In recent years, the notion of a world-class university has become a concept much invoked by governments and by universities themselves.

In recent years, the notion of a world-class university has become a concept much invoked by governments and by universities themselves. A collaborative project between members of the Worldwide Universities Network’s ‘Ideas and Universities’ project, Rosemary Deem from the University’s Graduate School of Education, and Ka Ho Mok from the Faculty of Social Sciences at the University of Hong Kong, explored the concept of ‘world-class’ status.

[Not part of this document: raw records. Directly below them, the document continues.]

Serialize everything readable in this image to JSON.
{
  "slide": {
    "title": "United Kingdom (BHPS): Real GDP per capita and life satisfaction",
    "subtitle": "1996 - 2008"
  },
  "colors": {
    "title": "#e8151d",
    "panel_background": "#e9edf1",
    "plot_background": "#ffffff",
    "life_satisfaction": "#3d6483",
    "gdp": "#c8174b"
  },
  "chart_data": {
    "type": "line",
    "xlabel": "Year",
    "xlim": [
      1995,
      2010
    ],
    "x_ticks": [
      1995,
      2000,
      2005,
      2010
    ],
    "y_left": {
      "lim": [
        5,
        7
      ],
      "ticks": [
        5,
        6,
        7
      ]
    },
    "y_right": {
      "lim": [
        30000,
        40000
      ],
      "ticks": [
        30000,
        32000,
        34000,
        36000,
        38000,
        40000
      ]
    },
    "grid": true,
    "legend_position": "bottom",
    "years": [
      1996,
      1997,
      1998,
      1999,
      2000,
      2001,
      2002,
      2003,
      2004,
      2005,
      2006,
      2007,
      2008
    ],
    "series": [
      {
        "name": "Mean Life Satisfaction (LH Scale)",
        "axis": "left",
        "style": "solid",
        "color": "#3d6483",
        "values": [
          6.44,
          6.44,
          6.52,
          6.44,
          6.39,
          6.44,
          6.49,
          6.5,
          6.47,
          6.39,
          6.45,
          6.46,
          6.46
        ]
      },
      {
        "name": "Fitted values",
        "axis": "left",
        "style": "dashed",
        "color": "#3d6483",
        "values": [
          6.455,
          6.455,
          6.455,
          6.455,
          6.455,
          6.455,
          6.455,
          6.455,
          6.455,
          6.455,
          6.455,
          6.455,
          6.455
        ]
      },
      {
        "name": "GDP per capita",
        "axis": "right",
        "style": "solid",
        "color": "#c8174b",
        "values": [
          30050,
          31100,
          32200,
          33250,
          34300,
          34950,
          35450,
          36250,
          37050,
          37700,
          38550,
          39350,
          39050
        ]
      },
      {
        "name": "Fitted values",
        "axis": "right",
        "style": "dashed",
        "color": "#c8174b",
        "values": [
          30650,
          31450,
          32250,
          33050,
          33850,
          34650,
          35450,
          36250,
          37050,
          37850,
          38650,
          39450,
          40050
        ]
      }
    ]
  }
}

One major consequence of the quest for world-class status is the intensified competition among universities to ‘prove’ their performance through global university league tables or ranking exercises, which are becoming increasingly influential in shaping how contemporary universities are governed and what core activities they undertake. But with increasing competition for students and the ceaseless search for research funding, what does the concept of ‘world class’ actually mean? Should we all be thinking more carefully about the dangers involved in competing to outrank each other in such league tables? If we all tacitly accept the same criteria by which performance is to be judged, is there is a risk that universities will start to become the same the world over, losing what is distinctive about their educational cultures and traditions? Furthermore, since the consequence of this drive for world-class status is something that can only be achieved by a very small number of institutions within each country, there are inevitably going to be many losers.

For example, using Research Assessment Exercise (RAE) grades, citation indexes, publication rates and rates of staffing, a 2003 report for UK Universities on ‘Funding Research Diversity’ examined how the concentration of research resources affects levels of research achievement in different regions. The report found overwhelmingly that the three regions in the south-east of England had the highest density of departments rated of ‘international excellence’. If institutions in these areas gain yet more funding as a result of the current RAE, places such as Wales and the East Midlands will lose out. This may result, the report argues, in ‘reduced regional research capacity [that] will have knock-on effects for regional economic performance and the capacity for technology innovation’. The negative consequences of further concentration of research resources cannot be over-stated in this regard and the situation is likely to be the case in other countries as well.

This drive for world-class status can only be achieved by a very small number of institutions

While the quest for world-class status in higher education is clearly not going to disappear, the social and political costs should not be underestimated. The task of the ‘Ideas and Universities’ project, therefore, is to find a shared language for discussion and offer a forum in which to bring together people from a wide range of backgrounds to consider the purpose and value of universities in the face of different models of internationalisation and globalisation. Through this, the project team aims to create awareness of a greater range of possibilities and offer a more informed critique of current planning and policy-making. To help this process, they are using video conferencing technology to broadcast seminars and hold lively discussion sessions with staff and students around the globe, in a bid to inform the debate about the future of universities and understand exactly what it means to be ‘world class’ in a competitive twenty-first century.